IL RISPARMIO DI ENERGIA
Il Consiglio federale ha nuovamente stabilito, per il prossimo semestre invernale da inizio ottobre 2023 a fine marzo 2024, un obiettivo volontario di risparmio di gas del 15 %. La Svizzera si dimostra così solidale nel sostenere l’obiettivo di risparmio di gas degli Stati membri dell’UE. Lo scopo è evitare situazioni critiche nell’approvvigionamento energetico per il prossimo inverno. Già a fine marzo 2023 gli Stati membri dell’UE hanno prorogato l’obiettivo volontario di riduzione della domanda di gas del 15 % rispetto al consumo medio del periodo di riferimento quinquennale che va da aprile 2017 a marzo 2022. L’obiettivo è valido per un intero anno (da aprile 2023 a marzo 2024). Per quest’anno l’UE non ha fissato un obiettivo di risparmio di energia elettrica. Anche la Svizzera si astiene dal fissare un simile obiettivo.

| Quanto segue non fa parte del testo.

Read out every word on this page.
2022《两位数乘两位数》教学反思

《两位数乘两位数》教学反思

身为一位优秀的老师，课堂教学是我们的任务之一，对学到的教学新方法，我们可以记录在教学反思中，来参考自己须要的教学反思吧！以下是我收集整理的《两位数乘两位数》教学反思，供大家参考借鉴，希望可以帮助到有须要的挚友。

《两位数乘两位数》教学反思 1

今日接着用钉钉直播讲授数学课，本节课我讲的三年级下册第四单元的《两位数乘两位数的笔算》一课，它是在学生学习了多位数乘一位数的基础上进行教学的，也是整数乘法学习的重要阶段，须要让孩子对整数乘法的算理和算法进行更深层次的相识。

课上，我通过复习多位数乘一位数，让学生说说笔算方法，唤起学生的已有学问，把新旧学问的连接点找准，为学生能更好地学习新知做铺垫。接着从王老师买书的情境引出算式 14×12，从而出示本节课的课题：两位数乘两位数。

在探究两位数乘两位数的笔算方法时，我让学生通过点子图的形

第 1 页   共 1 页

I CONTROLLI E IL MONITORAGGIO
Circa tre quarti del consumo annuo di gas della Svizzera ricade nel semestre invernale (da inizio ottobre a fine marzo) per il riscaldamento di edifici. L’obiettivo di risparmio volontario del 15 % si applica quindi durante questi mesi di elevato consumo e deve essere raggiunto attraverso misure volontarie di risparmio di gas nelle economie domestiche, nell’industria, nei servizi e nell’Amministrazione. Per il momento, il Consiglio federale rinuncia a misure di accompagnamento per raggiungere l’obiettivo volontario di risparmio di gas. Se necessario, potranno proporre già prima al Consiglio federale misure aggiuntive. Ad esempio, il Consiglio federale potrebbe raccomandare la commutazione degli impianti a doppio combustibile dall’alimentazione a gas a quella a olio. Per il momento, il Consiglio federale rinuncia anche a un’ampia campagna di risparmio energetico per la popolazione. Una simile campagna verrà lanciata se ci saranno segnali di deterioramento della situazione dell’approvvigionamento.